To prove this part of the law exactly is a matter which requires careful experiments; and though proved experimentally by Newton, has been considered in our time worthy of re-examination by the great astronomer Bessel. There was some ground for doubt; for the mass of Jupiter, as deduced from the perturbations of Saturn, was only 1⁄1070 of the mass of the sun; the mass of the same planet as deduced from the perturbations of Juno and Pallas was 1⁄1045 of that of the Sun. If this difference were to be confirmed by accurate observations and calculations, it would follow that the attractive power exercised by Jupiter upon the minor planets was greater than that exercised upon [550] Saturn. And in the same way, if the attraction of the Earth had any specific relation to different kinds of matter, the time of oscillation of a pendulum of equal length composed wholly or in part of the two substances would be different. If, for instance, it were more intense for magnetized iron than for stone, the iron pendulum would oscillate more quickly. Bessel showed[47] that it was possible to assume hypothetically a constitution of the sun, planets, and their appendages, such that the attraction of the Sun on the Planets and Satellites should be proportional to the quantity of matter in each; but that the attraction of the Planets on one another would not be on the same scale.
[47] Berlin Mem. 1824.
Newton had made experiments (described in the Principia, Book iii., Prop. vi.) by which it was shown that there could be no considerable or palpable amount of such specific difference among terrestrial bodies, but his experiments could not be regarded as exact enough for the requirements of modern science. Bessel instituted a laborious series of experiments (presented to the Berlin Academy in 1832) which completely disproved the conjecture of such a difference; every substance examined having given exactly the same coefficient of gravitating intensity as compared with inertia. Among the substances examined were metallic and stony masses of meteoric origin, which might be supposed, if any bodies could, to come from other parts of the solar system.
CHAPTER IV.
Verification and Completion of the Newtonian Theory.

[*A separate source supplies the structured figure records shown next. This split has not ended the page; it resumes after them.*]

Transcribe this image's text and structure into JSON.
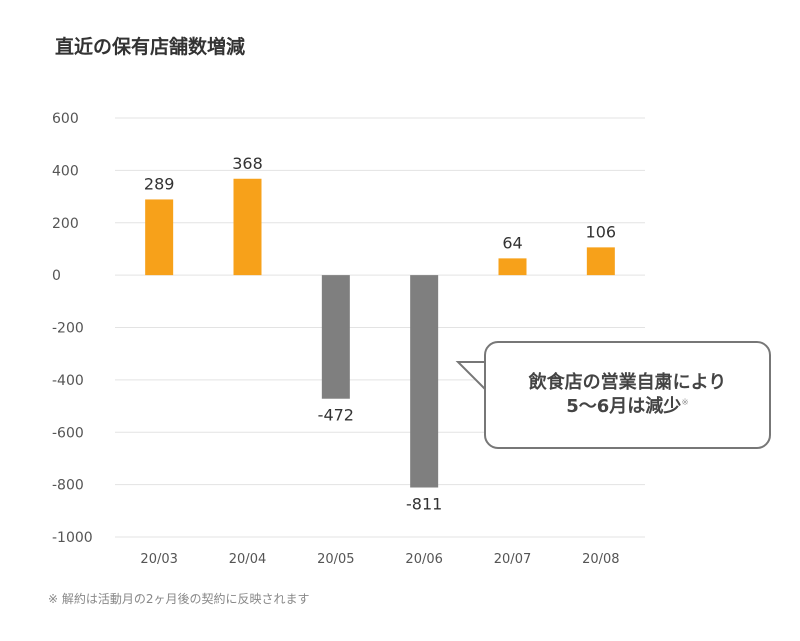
{
  "title": "直近の保有店舗数増減",
  "note": "※ 解約は活動月の2ヶ月後の契約に反映されます",
  "callout": {
    "line1": "飲食店の営業自粛により",
    "line2": "5〜6月は減少",
    "mark": "※"
  },
  "colors": {
    "positive": "#f7a11a",
    "negative": "#7f7f7f"
  },
  "chart_data": {
    "type": "bar",
    "title": "直近の保有店舗数増減",
    "categories": [
      "20/03",
      "20/04",
      "20/05",
      "20/06",
      "20/07",
      "20/08"
    ],
    "values": [
      289,
      368,
      -472,
      -811,
      64,
      106
    ],
    "ylim": [
      -1000,
      600
    ],
    "yticks": [
      600,
      400,
      200,
      0,
      -200,
      -400,
      -600,
      -800,
      -1000
    ],
    "ytick_labels": [
      "600",
      "400",
      "200",
      "0",
      "-200",
      "-400",
      "-600",
      "-800",
      "-1000"
    ],
    "grid": true,
    "xlabel": "",
    "ylabel": ""
  }
}
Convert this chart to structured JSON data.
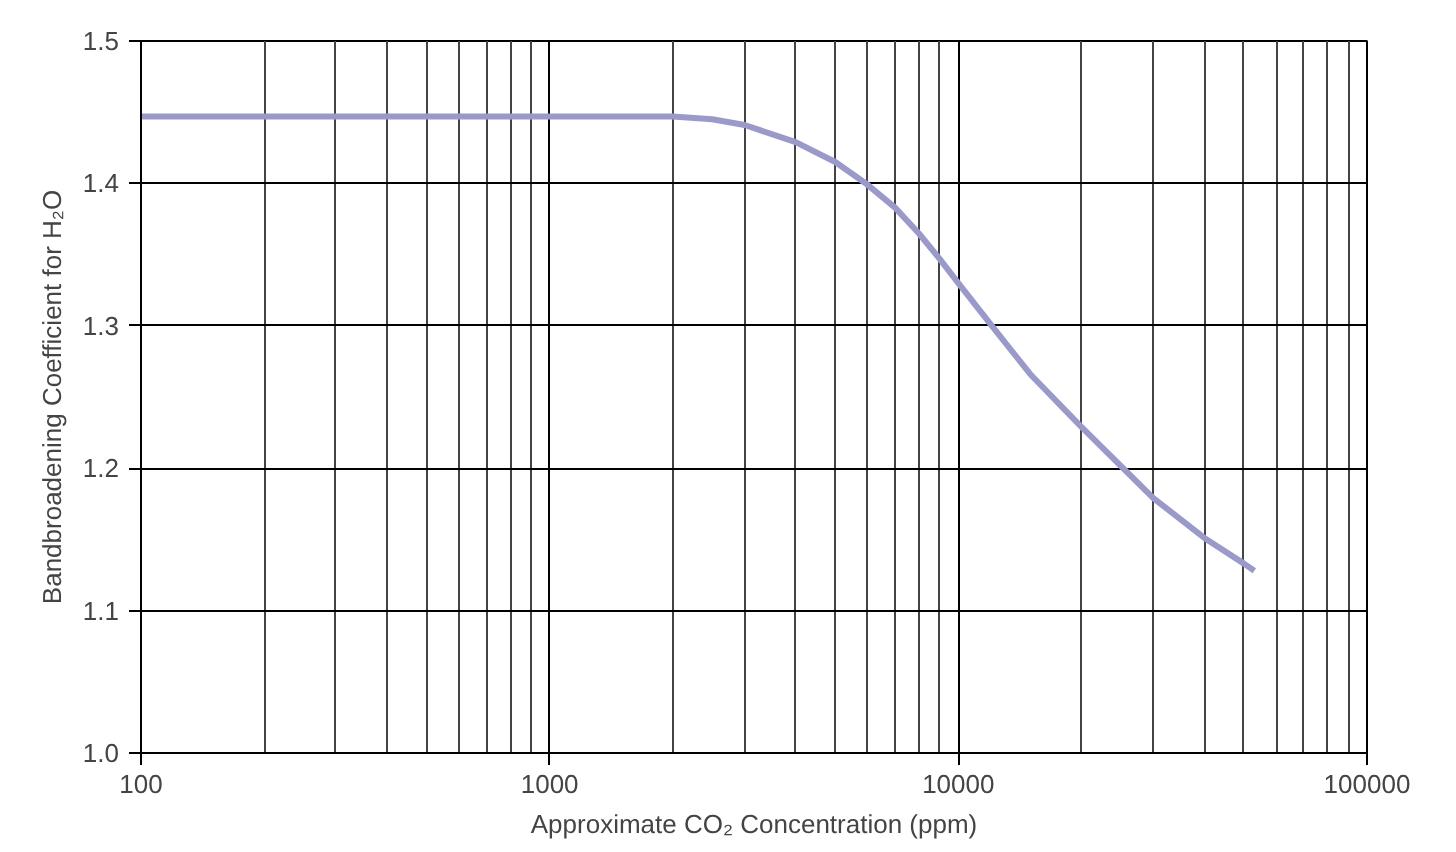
{
  "chart_data": {
    "type": "line",
    "xlabel": "Approximate CO₂ Concentration (ppm)",
    "ylabel": "Bandbroadening Coefficient for H₂O",
    "log": "x",
    "grid": true,
    "x": [
      100,
      1500,
      2000,
      2500,
      3000,
      4000,
      5000,
      6000,
      7000,
      8000,
      9000,
      10000,
      12000,
      15000,
      20000,
      30000,
      40000,
      50000,
      53000
    ],
    "series": [
      {
        "color": "#9999cc",
        "values": [
          1.447,
          1.447,
          1.447,
          1.445,
          1.441,
          1.429,
          1.415,
          1.399,
          1.383,
          1.365,
          1.347,
          1.33,
          1.301,
          1.266,
          1.229,
          1.179,
          1.151,
          1.133,
          1.128
        ]
      }
    ],
    "xlim": [
      100,
      100000
    ],
    "xticks": [
      100,
      1000,
      10000,
      100000
    ],
    "ylim": [
      1.0,
      1.5
    ],
    "yticks": [
      {
        "value": 1.0,
        "label": "1.0"
      },
      {
        "value": 1.1,
        "label": "1.1"
      },
      {
        "value": 1.2,
        "label": "1.2"
      },
      {
        "value": 1.3,
        "label": "1.3"
      },
      {
        "value": 1.4,
        "label": "1.4"
      },
      {
        "value": 1.5,
        "label": "1.5"
      }
    ]
  }
}
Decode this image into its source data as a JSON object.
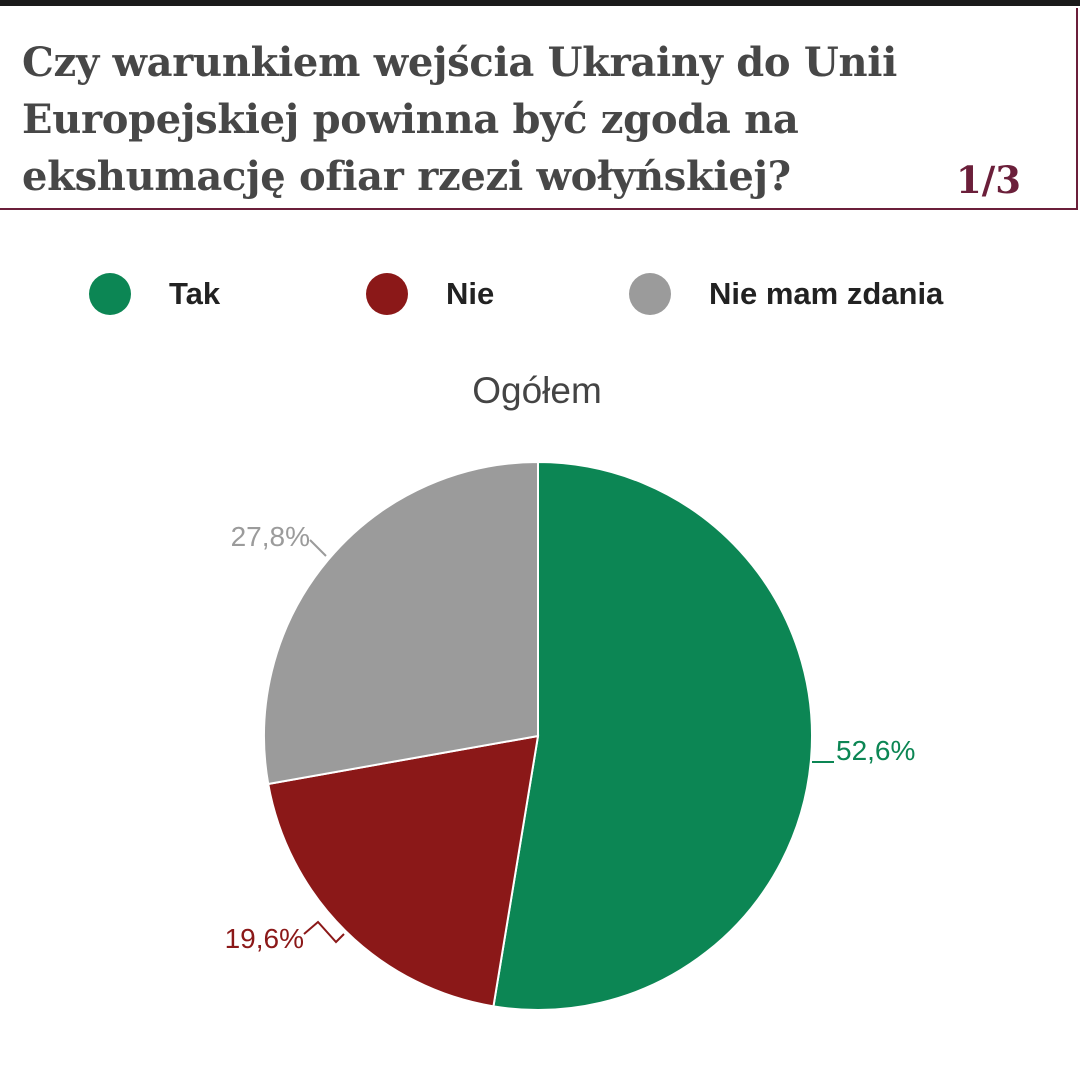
{
  "header": {
    "question": "Czy warunkiem wejścia Ukrainy do Unii Europejskiej powinna być zgoda na ekshumację ofiar rzezi wołyńskiej?",
    "page_indicator": "1/3"
  },
  "colors": {
    "tak": "#0c8654",
    "nie": "#8b1818",
    "nie_mam_zdania": "#9b9b9b",
    "accent": "#6b1f3a"
  },
  "chart_data": {
    "type": "pie",
    "title": "Ogółem",
    "legend_position": "top",
    "categories": [
      "Tak",
      "Nie",
      "Nie mam zdania"
    ],
    "values": [
      52.6,
      19.6,
      27.8
    ],
    "data_labels": [
      "52,6%",
      "19,6%",
      "27,8%"
    ],
    "colors": [
      "#0c8654",
      "#8b1818",
      "#9b9b9b"
    ]
  }
}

Tables of the Moon and Planets.
THE Newtonian discovery of Universal Gravitation, so remarkable in other respects, is also remarkable as exemplifying the immense extent to which the verification of a great truth may be carried, the amount of human labor which may be requisite to do it justice, and the striking extension of human knowledge to which it may lead. I have said that it is remarked as a beauty in the first fixation of a theory that its measures or elements are established by means of a few [551] data; but that its excellence when established is in the number of observations which it explains. The multiplicity of observations which are explained by astronomy, and which are made because astronomy explains them, is immense, as I have noted in the text. And the multitude of observations thus made is employed for the purpose of correcting the first adopted elements of the theory. I have mentioned some of the examples of this process: I might mention many others in order to continue the history of this part of Astronomy up to the present time. But I will notice only those which seem to me the most remarkable.
In 1812, Burckhardt’s Tables de la Lune were published by the French Bureau des Longitudes. A comparison of these and Burg’s with a considerable number of observations, gave 9⁄100ths of a second as the mean error of the former in the Moon’s longitude, while the mean error of Burg’s was 18⁄100ths. The preference was therefore accorded to Burckhardt’s.